Ceza HukukuTürk Ceza Kanunu

Yalan Tanıklık (TCK Md. 272) Mevzuat

Yalan Tanıklık Suçu ve Cezası

Tanıklık Nedir?

Tanık; beş duyusu ile belli olayları duyumsayarak, hukuki bir uyuşmazlığın anlaşılmasına, çözülmesine, ceza yargılamalarında da maddi gerçekliğin ve suç unsurlarının ortaya çıkmasına yardımcı olan kişilere verilen genel addır.

Bir davada tanık sıfatı ile bulunulması, görevin yerine getirilmesi için şahsın davetiye yahut ihzaren (zorla getirme) çağırılması, yemin teklif edilmesi, tarafların sorularına cevap vermesi, dinlenilmediği duruşmada bulunamama, tanıklık karşılığında ücret ödenmesi gibi hak ve yükümlülükler doğurabilmektedir.

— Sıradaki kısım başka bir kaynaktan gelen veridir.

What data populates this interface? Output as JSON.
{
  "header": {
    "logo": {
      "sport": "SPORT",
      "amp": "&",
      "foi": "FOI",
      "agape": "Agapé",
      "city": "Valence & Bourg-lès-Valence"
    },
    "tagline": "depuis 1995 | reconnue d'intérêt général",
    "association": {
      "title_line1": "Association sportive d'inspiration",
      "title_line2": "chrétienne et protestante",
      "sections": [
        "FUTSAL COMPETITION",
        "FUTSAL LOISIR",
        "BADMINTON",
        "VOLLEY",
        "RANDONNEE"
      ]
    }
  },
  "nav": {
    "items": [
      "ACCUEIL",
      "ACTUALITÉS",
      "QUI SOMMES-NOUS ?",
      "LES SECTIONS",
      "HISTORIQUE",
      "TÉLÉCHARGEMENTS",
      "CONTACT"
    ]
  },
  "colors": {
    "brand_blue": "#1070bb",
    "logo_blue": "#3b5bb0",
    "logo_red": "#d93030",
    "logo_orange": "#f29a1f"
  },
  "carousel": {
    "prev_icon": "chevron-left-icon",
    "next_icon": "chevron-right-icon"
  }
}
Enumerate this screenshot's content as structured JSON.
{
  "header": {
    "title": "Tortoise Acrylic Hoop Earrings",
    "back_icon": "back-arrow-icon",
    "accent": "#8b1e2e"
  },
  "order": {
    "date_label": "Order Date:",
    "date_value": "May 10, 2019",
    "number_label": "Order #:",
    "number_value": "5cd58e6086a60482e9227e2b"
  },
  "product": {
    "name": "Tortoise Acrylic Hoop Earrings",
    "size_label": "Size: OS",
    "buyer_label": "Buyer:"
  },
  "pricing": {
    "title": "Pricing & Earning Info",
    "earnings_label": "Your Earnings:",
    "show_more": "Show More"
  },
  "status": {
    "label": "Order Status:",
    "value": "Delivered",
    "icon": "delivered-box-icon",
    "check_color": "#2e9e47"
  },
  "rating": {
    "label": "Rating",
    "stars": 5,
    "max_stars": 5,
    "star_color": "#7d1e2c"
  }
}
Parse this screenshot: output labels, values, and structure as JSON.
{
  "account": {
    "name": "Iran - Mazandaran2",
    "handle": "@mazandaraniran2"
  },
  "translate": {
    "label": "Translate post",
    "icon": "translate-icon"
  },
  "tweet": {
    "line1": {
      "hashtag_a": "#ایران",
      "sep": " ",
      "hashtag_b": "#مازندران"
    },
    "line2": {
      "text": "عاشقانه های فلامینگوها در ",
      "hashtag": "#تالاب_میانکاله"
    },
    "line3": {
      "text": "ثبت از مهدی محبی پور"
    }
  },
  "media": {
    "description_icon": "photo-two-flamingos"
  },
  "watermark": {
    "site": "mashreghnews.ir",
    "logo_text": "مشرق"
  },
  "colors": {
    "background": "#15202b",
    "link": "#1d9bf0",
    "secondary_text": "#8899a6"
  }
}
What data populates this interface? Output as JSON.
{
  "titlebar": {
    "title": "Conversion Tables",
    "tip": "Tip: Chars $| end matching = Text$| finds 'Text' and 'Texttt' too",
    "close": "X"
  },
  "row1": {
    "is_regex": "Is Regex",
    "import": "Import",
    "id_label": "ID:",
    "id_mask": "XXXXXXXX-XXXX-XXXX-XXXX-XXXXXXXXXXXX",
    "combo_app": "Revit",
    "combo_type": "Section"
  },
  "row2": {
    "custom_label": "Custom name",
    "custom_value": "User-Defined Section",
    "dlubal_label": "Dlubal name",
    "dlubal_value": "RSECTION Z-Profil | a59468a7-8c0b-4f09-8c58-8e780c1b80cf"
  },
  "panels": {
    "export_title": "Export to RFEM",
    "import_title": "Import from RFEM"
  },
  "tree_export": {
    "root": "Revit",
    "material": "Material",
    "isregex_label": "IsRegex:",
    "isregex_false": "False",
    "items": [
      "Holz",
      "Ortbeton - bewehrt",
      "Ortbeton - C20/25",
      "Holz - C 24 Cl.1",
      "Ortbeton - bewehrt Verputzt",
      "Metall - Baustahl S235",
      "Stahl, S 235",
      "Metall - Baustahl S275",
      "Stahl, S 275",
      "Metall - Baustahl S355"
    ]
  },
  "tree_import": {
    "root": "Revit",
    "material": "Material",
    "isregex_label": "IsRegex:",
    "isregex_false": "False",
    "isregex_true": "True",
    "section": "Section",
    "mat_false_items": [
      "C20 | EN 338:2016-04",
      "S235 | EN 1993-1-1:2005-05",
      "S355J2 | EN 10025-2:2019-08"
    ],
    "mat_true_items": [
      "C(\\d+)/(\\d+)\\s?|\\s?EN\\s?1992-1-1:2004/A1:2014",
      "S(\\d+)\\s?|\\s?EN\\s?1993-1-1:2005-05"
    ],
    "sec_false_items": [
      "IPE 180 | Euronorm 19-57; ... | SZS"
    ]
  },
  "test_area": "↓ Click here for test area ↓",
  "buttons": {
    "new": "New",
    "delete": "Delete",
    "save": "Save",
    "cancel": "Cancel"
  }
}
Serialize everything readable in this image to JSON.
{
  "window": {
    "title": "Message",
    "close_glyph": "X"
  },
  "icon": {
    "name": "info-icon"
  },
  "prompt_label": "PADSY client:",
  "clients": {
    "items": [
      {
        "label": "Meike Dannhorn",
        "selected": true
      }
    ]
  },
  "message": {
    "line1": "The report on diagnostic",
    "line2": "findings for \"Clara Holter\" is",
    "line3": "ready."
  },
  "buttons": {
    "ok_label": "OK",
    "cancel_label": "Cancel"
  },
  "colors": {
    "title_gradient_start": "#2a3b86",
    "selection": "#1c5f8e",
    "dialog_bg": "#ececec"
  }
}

Tanıklığın Önemi ve Yalan Tanıklığın Önlenmesi Amacı

Gerçekliğe uygun şekilde tanıklık görevinin yerine getirilmesi, başka deliller ile ortaya konamayan bir uyuşmazlığı yahut suç olayını yargı kurumları önünde aydınlatabildiği gibi, tanıklığın gerçeğe aykırı şekilde yapılması, adli mercilerin yanılmasına / yanıltılmasına, doğrudan ve dolaylı olarak dosya bazında adaletin yanlış (yanılmış) şekilde uygulanmasına, bu surette de kişilerin hukuki haklarının teslim edilmemesine, esasında hak kazanmamış kişilere hak tanınmasına, ceza yargılamasında da kişilerin haksız yere suç isnadı altında kalarak mağdur olmasına yahut aklanmasına sebebiyet verebilir.

Tüm bu hakkaniyete aykırı sonuçlar, devamında doğal olarak kişilerin pozitif hukuka, adalet duygusuna, yargı makamlarına duyduğu güvenin zedelenmesine kadar pek çok toplumsal sonuç da doğurur. Üstelik yalan tanıklık yapılması ihtimali bulunan suçların ve cezalarının ağırlığı, toplumda yalan tanıklık ile elde edilen sonuçlara karşı infial de yaratır. Yaratılacak sonuçların büyüklüğü, failin ve mağdurun belirlenebilir olması, suçtan alıkoyma ve ıslah fonksiyonlarının tanıklar üzerinde de uygulanmasını, yalan tanıklığın tüm çağdaş hukuk sistemlerinde müeyyideye bağlanmasını gerektirir.

Türk Ceza Kanununda Yalan Tanıklık

“Yalan Tanıklık Suçu” 5237 Sayılı Türk Ceza Kanunu‘nun 272. maddesinde düzenlenir.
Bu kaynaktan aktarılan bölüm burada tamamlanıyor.